Dr. Inman botched this badly. If anyone wants an in depth explanation of powering, hazard ratios and p values, I'll try to make it understandable. If yes give me thumbs up.
"To further this point, why would you hold your "disappointing" numbers for a cancer conference where your lackluster OS benefit will be outed in front of all attending?"
Isn't that exactly what they did with the median PFS duration? Go back and read the July press release. They gave the HR's and p values as those were the best stats, but left out the mPFS. If Meteor had finished 6 months sooner, none of this would be an issue, they would have had the space to themselves for a while and would not have had to engage in the press with competing results from other drugs in the same indication.

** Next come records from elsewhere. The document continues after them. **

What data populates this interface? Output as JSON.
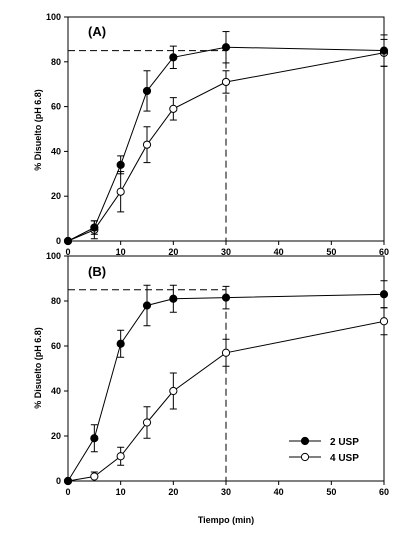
{
  "chart_data": [
    {
      "type": "line",
      "panel_label": "(A)",
      "ylabel": "% Disuelto (pH 6.8)",
      "xlabel": "",
      "xlim": [
        0,
        60
      ],
      "ylim": [
        0,
        100
      ],
      "x_ticks": [
        "0",
        "10",
        "20",
        "30",
        "40",
        "50",
        "60"
      ],
      "y_ticks": [
        "0",
        "20",
        "40",
        "60",
        "80",
        "100"
      ],
      "reference_lines": {
        "y": 85,
        "x": 30,
        "style": "dashed"
      },
      "series": [
        {
          "name": "2 USP",
          "marker": "filled-circle",
          "x": [
            0,
            5,
            10,
            15,
            20,
            30,
            60
          ],
          "y": [
            0,
            6,
            34,
            67,
            82,
            86.5,
            85
          ],
          "err": [
            0,
            3,
            4,
            9,
            5,
            7,
            7
          ]
        },
        {
          "name": "4 USP",
          "marker": "open-circle",
          "x": [
            0,
            5,
            10,
            15,
            20,
            30,
            60
          ],
          "y": [
            0,
            5,
            22,
            43,
            59,
            71,
            84
          ],
          "err": [
            0,
            4,
            9,
            8,
            5,
            5,
            6
          ]
        }
      ],
      "grid": false
    },
    {
      "type": "line",
      "panel_label": "(B)",
      "ylabel": "% Disuelto (pH 6.8)",
      "xlabel": "Tiempo (min)",
      "xlim": [
        0,
        60
      ],
      "ylim": [
        0,
        100
      ],
      "x_ticks": [
        "0",
        "10",
        "20",
        "30",
        "40",
        "50",
        "60"
      ],
      "y_ticks": [
        "0",
        "20",
        "40",
        "60",
        "80",
        "100"
      ],
      "reference_lines": {
        "y": 85,
        "x": 30,
        "style": "dashed"
      },
      "series": [
        {
          "name": "2 USP",
          "marker": "filled-circle",
          "x": [
            0,
            5,
            10,
            15,
            20,
            30,
            60
          ],
          "y": [
            0,
            19,
            61,
            78,
            81,
            81.5,
            83
          ],
          "err": [
            0,
            6,
            6,
            9,
            6,
            5,
            6
          ]
        },
        {
          "name": "4 USP",
          "marker": "open-circle",
          "x": [
            0,
            5,
            10,
            15,
            20,
            30,
            60
          ],
          "y": [
            0,
            2,
            11,
            26,
            40,
            57,
            71
          ],
          "err": [
            0,
            2,
            4,
            7,
            8,
            6,
            6
          ]
        }
      ],
      "legend": {
        "placement": "bottom-right",
        "entries": [
          "2 USP",
          "4 USP"
        ]
      },
      "grid": false
    }
  ]
}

"ernie, how much of market share will bei left for cabo, if cabo moves in 3rd line behind the anti-pd1 mab? per year: 100M, 200M, 400M?"
That's the big question, isn't it? My guess is not much better than anyone else's. I think somewhere in the 200M-400M range, but again I have no special insight.
"Will physicians prefer the ever/lenva combination over cabo?"
Some might. There are a number of variables. Cabo will definitely get approved with OS on its label. L/E might get approved and its label language is questionable. Eventually the KOL's will write articles. Reimbursement agencies are also publishing their own treatment algorithms and making it difficult to deviate to approved, but more expensive alternatives. That might work in Cabo's favor. The market clearly does not like the uncertainty and is pricing the stock accordingly.
"When first announced, the trial was powered to display PFS. A protocol revision in April 2015 added OS at the top of the list of primary objectives."
I see that, nice catch. This happened a few months before Meteor unblinded. It started with a PFS primary and an OS secondary endpoint. Now PFS and OS are co-primary endpoints. Obviously some major changes were made to the statistical action plan. If they were able to preserve the full p=.05 allocation for the OS analysis, then this trial could be statsig with HR=.70 and 122 events. It is a certainly in the realm of possibility, but it is asking a lot.
1. L/E 22%
2. Opdivo 21.5%
3. Cabo 21%
1. L/E 14.6 months
2. Cabo 7.5 months
3. Opdivo 4.6 months (nonsignificant)
1. L/E 25.5 months (non-significant)
2. Opdivo 25 months
3. Cabo ??? but significant
1. Opdivo (about half the Ever SAE rate)
2. Cabo (same as Ever)
3. L/E (40% more SAE's than Ever)
This comes with all the qualifiers about cross trial comparisons and special notice of the limited sample size for the L/E pivotal trial (n=153, 51 per arm).